Red Mountain produces some of the most mineral-driven, tannic and age-worthy red wines of Washington and there are a few reasons for this. It is just about the hottest appellation with normal growing season temperatures commonly reaching above 90F. The soil is particularly poor in nutrients and has a high pH, which results in significantly smaller berry sizes compared to varietal norms. The low juice to skin ratio in smaller berries combined with the strong, dry summer winds, leads to higher tannin levels in Red Mountain grapes.
The reds of the area tend to express dark black and blue fruit, deep concentration, complex textures, high levels of tannins and as previously noted, have good aging capabilities.
Inky magenta in color with aromas of violets, herbs and spices, Blaufrankisch was first documented in Austria as far back as the 18th century and today is the second most planted red variety in Austria after its own offspring, Zweigelt. Blaufrankisch thrives in Burgenland as well as in the warmer sites of Niederösterreich (including Wachau, Kremstal, Kamptal). While most of the global acreage of Blaufrankisch remains in Austria, the variety has travelled a bit outside of its homeland and taken on a few different names. In Hungary it remains well regarded and goes by Kékfrankos; in Bulgaria it is Gamé; in the Czech Republic, Serbia and Croatia, Frankovka; and in Friuli, it is called, Franconia. The Germans call it Lemberger. Oregon claims a small amount of acreage; there it goes by its Austrian name.
In the glass
Blaufrankisch typically has a deep red to purple color, medium body, fine tannins and a racy acidity. On the palate it is full of blackberry, black cherry, tart red cherry and accents of black pepper, herbs and allspice.
Versatile because of its deep fruit, and medium tannins and acidity, Blaufrankisch goes well with smoked sausage, lighter meats, vinegar marinades, balsamic dressings, tomato-based sauces and of course, traditional Austrian dishes like red potato goulash and creamy spaetzle.

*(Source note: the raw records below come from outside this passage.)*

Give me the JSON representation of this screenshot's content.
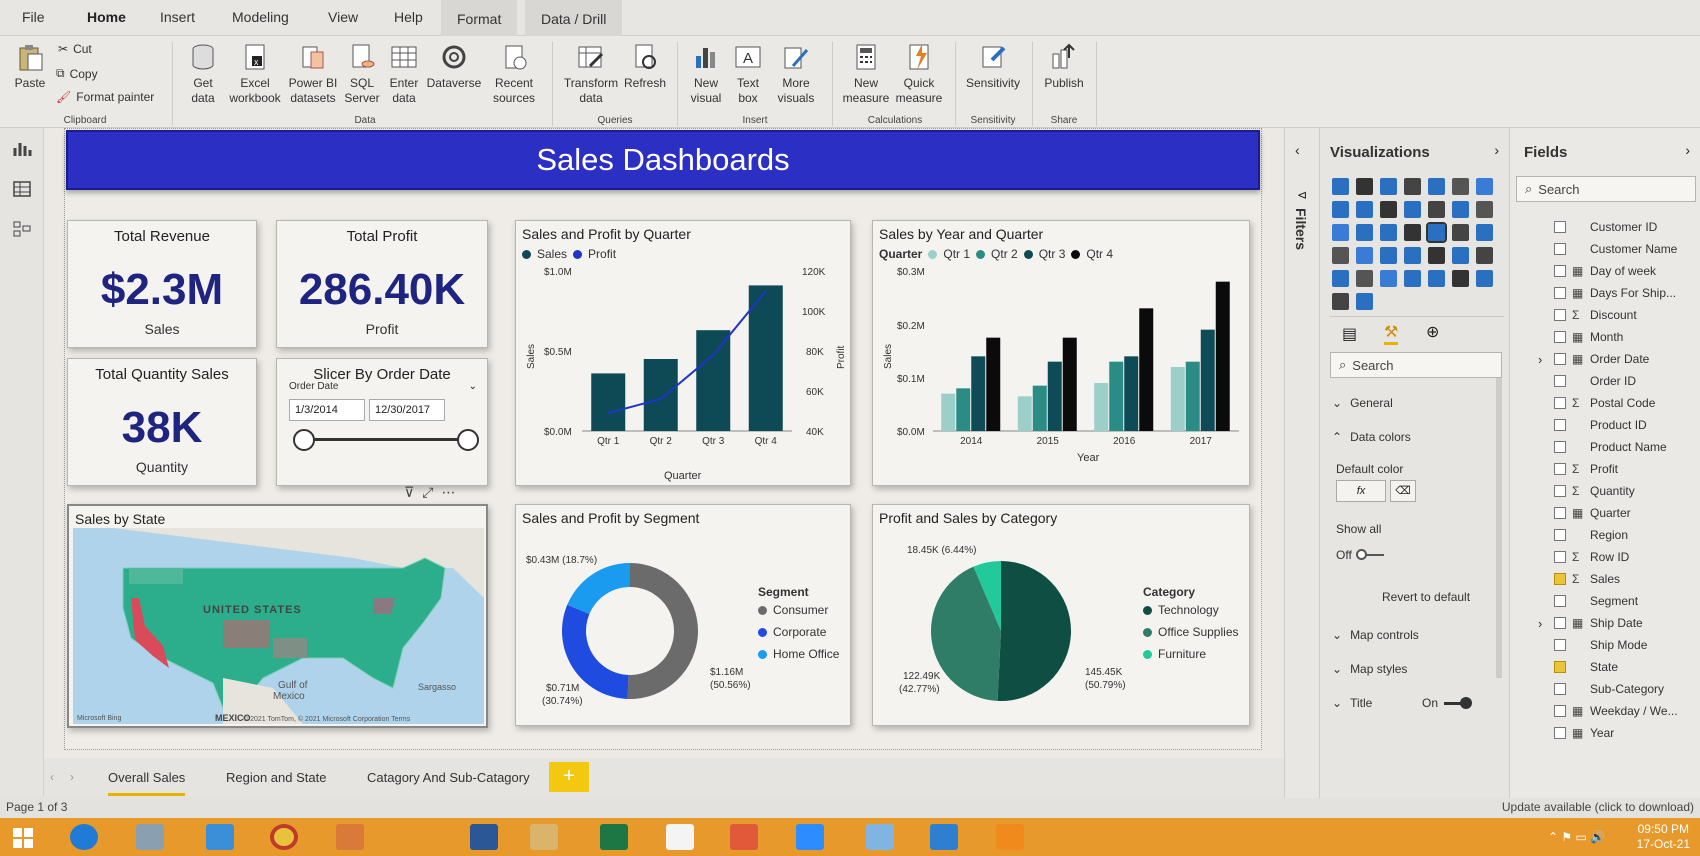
{
  "ribbon": {
    "tabs": [
      "File",
      "Home",
      "Insert",
      "Modeling",
      "View",
      "Help",
      "Format",
      "Data / Drill"
    ],
    "clipboard": {
      "paste": "Paste",
      "cut": "Cut",
      "copy": "Copy",
      "format_painter": "Format painter",
      "group": "Clipboard"
    },
    "data": {
      "get_data": "Get",
      "get_data2": "data",
      "excel": "Excel",
      "excel2": "workbook",
      "pbi": "Power BI",
      "pbi2": "datasets",
      "sql": "SQL",
      "sql2": "Server",
      "enter": "Enter",
      "enter2": "data",
      "dataverse": "Dataverse",
      "recent": "Recent",
      "recent2": "sources",
      "group": "Data"
    },
    "queries": {
      "transform": "Transform",
      "transform2": "data",
      "refresh": "Refresh",
      "group": "Queries"
    },
    "insert": {
      "new_visual": "New",
      "new_visual2": "visual",
      "text_box": "Text",
      "text_box2": "box",
      "more": "More",
      "more2": "visuals",
      "group": "Insert"
    },
    "calc": {
      "new_measure": "New",
      "new_measure2": "measure",
      "quick": "Quick",
      "quick2": "measure",
      "group": "Calculations"
    },
    "sensitivity": {
      "label": "Sensitivity",
      "group": "Sensitivity"
    },
    "share": {
      "publish": "Publish",
      "group": "Share"
    }
  },
  "report": {
    "title": "Sales Dashboards",
    "kpis": [
      {
        "title": "Total Revenue",
        "value": "$2.3M",
        "sub": "Sales"
      },
      {
        "title": "Total Profit",
        "value": "286.40K",
        "sub": "Profit"
      },
      {
        "title": "Total Quantity Sales",
        "value": "38K",
        "sub": "Quantity"
      }
    ],
    "slicer": {
      "title": "Slicer By Order Date",
      "field": "Order Date",
      "start": "1/3/2014",
      "end": "12/30/2017"
    },
    "map": {
      "title": "Sales by State",
      "country": "UNITED STATES",
      "gulf": "Gulf of",
      "gulf2": "Mexico",
      "mexico": "MEXICO",
      "sargasso": "Sargasso",
      "credit": "© 2021 TomTom, © 2021 Microsoft Corporation  Terms",
      "bing": "Microsoft Bing"
    },
    "quarter_chart": {
      "title": "Sales and Profit by Quarter",
      "legend": [
        "Sales",
        "Profit"
      ],
      "y_ticks": [
        "$1.0M",
        "$0.5M",
        "$0.0M"
      ],
      "y2_ticks": [
        "120K",
        "100K",
        "80K",
        "60K",
        "40K"
      ],
      "ylabel": "Sales",
      "y2label": "Profit",
      "xlabel": "Quarter",
      "x_ticks": [
        "Qtr 1",
        "Qtr 2",
        "Qtr 3",
        "Qtr 4"
      ]
    },
    "year_chart": {
      "title": "Sales by Year and Quarter",
      "legend_label": "Quarter",
      "legend": [
        "Qtr 1",
        "Qtr 2",
        "Qtr 3",
        "Qtr 4"
      ],
      "y_ticks": [
        "$0.3M",
        "$0.2M",
        "$0.1M",
        "$0.0M"
      ],
      "ylabel": "Sales",
      "xlabel": "Year",
      "x_ticks": [
        "2014",
        "2015",
        "2016",
        "2017"
      ]
    },
    "segment_chart": {
      "title": "Sales and Profit by Segment",
      "legend_title": "Segment",
      "legend": [
        "Consumer",
        "Corporate",
        "Home Office"
      ],
      "labels": [
        "$0.43M (18.7%)",
        "$0.71M",
        "(30.74%)",
        "$1.16M",
        "(50.56%)"
      ]
    },
    "category_chart": {
      "title": "Profit and Sales by Category",
      "legend_title": "Category",
      "legend": [
        "Technology",
        "Office Supplies",
        "Furniture"
      ],
      "labels": [
        "18.45K (6.44%)",
        "122.49K",
        "(42.77%)",
        "145.45K",
        "(50.79%)"
      ]
    }
  },
  "chart_data": [
    {
      "type": "bar",
      "title": "Sales and Profit by Quarter",
      "categories": [
        "Qtr 1",
        "Qtr 2",
        "Qtr 3",
        "Qtr 4"
      ],
      "series": [
        {
          "name": "Sales",
          "values": [
            0.36,
            0.45,
            0.63,
            0.91
          ]
        },
        {
          "name": "Profit",
          "values": [
            49000,
            56000,
            78000,
            110000
          ]
        }
      ],
      "xlabel": "Quarter",
      "ylabel": "Sales",
      "ylim": [
        0,
        1.0
      ],
      "y2lim": [
        40000,
        120000
      ]
    },
    {
      "type": "bar",
      "title": "Sales by Year and Quarter",
      "categories": [
        "2014",
        "2015",
        "2016",
        "2017"
      ],
      "series": [
        {
          "name": "Qtr 1",
          "values": [
            0.07,
            0.065,
            0.09,
            0.12
          ]
        },
        {
          "name": "Qtr 2",
          "values": [
            0.08,
            0.085,
            0.13,
            0.13
          ]
        },
        {
          "name": "Qtr 3",
          "values": [
            0.14,
            0.13,
            0.14,
            0.19
          ]
        },
        {
          "name": "Qtr 4",
          "values": [
            0.175,
            0.175,
            0.23,
            0.28
          ]
        }
      ],
      "xlabel": "Year",
      "ylabel": "Sales",
      "ylim": [
        0,
        0.3
      ]
    },
    {
      "type": "pie",
      "title": "Sales and Profit by Segment",
      "categories": [
        "Consumer",
        "Corporate",
        "Home Office"
      ],
      "values": [
        50.56,
        30.74,
        18.7
      ]
    },
    {
      "type": "pie",
      "title": "Profit and Sales by Category",
      "categories": [
        "Technology",
        "Office Supplies",
        "Furniture"
      ],
      "values": [
        50.79,
        42.77,
        6.44
      ]
    }
  ],
  "pages": {
    "tabs": [
      "Overall Sales",
      "Region and State",
      "Catagory And Sub-Catagory"
    ],
    "add": "+"
  },
  "status": {
    "page": "Page 1 of 3",
    "update": "Update available (click to download)"
  },
  "filters": {
    "label": "Filters"
  },
  "viz_pane": {
    "title": "Visualizations",
    "search": "Search",
    "sections": [
      "General",
      "Data colors",
      "Map controls",
      "Map styles",
      "Title"
    ],
    "default_color": "Default color",
    "fx": "fx",
    "show_all": "Show all",
    "off": "Off",
    "revert": "Revert to default",
    "on": "On"
  },
  "fields_pane": {
    "title": "Fields",
    "search": "Search",
    "items": [
      {
        "name": "Customer ID",
        "sigma": "",
        "checked": false
      },
      {
        "name": "Customer Name",
        "sigma": "",
        "checked": false
      },
      {
        "name": "Day of week",
        "sigma": "▦",
        "checked": false
      },
      {
        "name": "Days For Ship...",
        "sigma": "▦",
        "checked": false
      },
      {
        "name": "Discount",
        "sigma": "Σ",
        "checked": false
      },
      {
        "name": "Month",
        "sigma": "▦",
        "checked": false
      },
      {
        "name": "Order Date",
        "sigma": "▦",
        "checked": false
      },
      {
        "name": "Order ID",
        "sigma": "",
        "checked": false
      },
      {
        "name": "Postal Code",
        "sigma": "Σ",
        "checked": false
      },
      {
        "name": "Product ID",
        "sigma": "",
        "checked": false
      },
      {
        "name": "Product Name",
        "sigma": "",
        "checked": false
      },
      {
        "name": "Profit",
        "sigma": "Σ",
        "checked": false
      },
      {
        "name": "Quantity",
        "sigma": "Σ",
        "checked": false
      },
      {
        "name": "Quarter",
        "sigma": "▦",
        "checked": false
      },
      {
        "name": "Region",
        "sigma": "",
        "checked": false
      },
      {
        "name": "Row ID",
        "sigma": "Σ",
        "checked": false
      },
      {
        "name": "Sales",
        "sigma": "Σ",
        "checked": true
      },
      {
        "name": "Segment",
        "sigma": "",
        "checked": false
      },
      {
        "name": "Ship Date",
        "sigma": "▦",
        "checked": false
      },
      {
        "name": "Ship Mode",
        "sigma": "",
        "checked": false
      },
      {
        "name": "State",
        "sigma": "",
        "checked": true
      },
      {
        "name": "Sub-Category",
        "sigma": "",
        "checked": false
      },
      {
        "name": "Weekday / We...",
        "sigma": "▦",
        "checked": false
      },
      {
        "name": "Year",
        "sigma": "▦",
        "checked": false
      }
    ]
  },
  "taskbar": {
    "time": "09:50 PM",
    "date": "17-Oct-21"
  },
  "colors": {
    "banner": "#2b2fc4",
    "kpi": "#1e247f",
    "teal_dark": "#0d4a55",
    "teal": "#1a6a73",
    "teal_light": "#9ccfc9",
    "black": "#0b0b0b",
    "consumer": "#6b6b6b",
    "corporate": "#1f4be0",
    "home_office": "#1a9bf0",
    "technology": "#0f4f43",
    "office": "#2f7d67",
    "furniture": "#22c99a",
    "accent": "#f2c811"
  }
}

In pre-Medieval times grapes were divided into superior quality, that is those whose origins lay with the Franks, called “Frankisch,” and then all others, which were deemed inferior. Because this grape was well revered, it got the name, blau (meaning blue or dark) and “Frankisch,” or Blaufrankisch. The grape was actually born from a crossing of Blauer Zimmettraube and Gouais blanc, the latter also a parent of many of our modern favorites: Chardonnay, Gamay, Aligoté, Riesling and Furmint!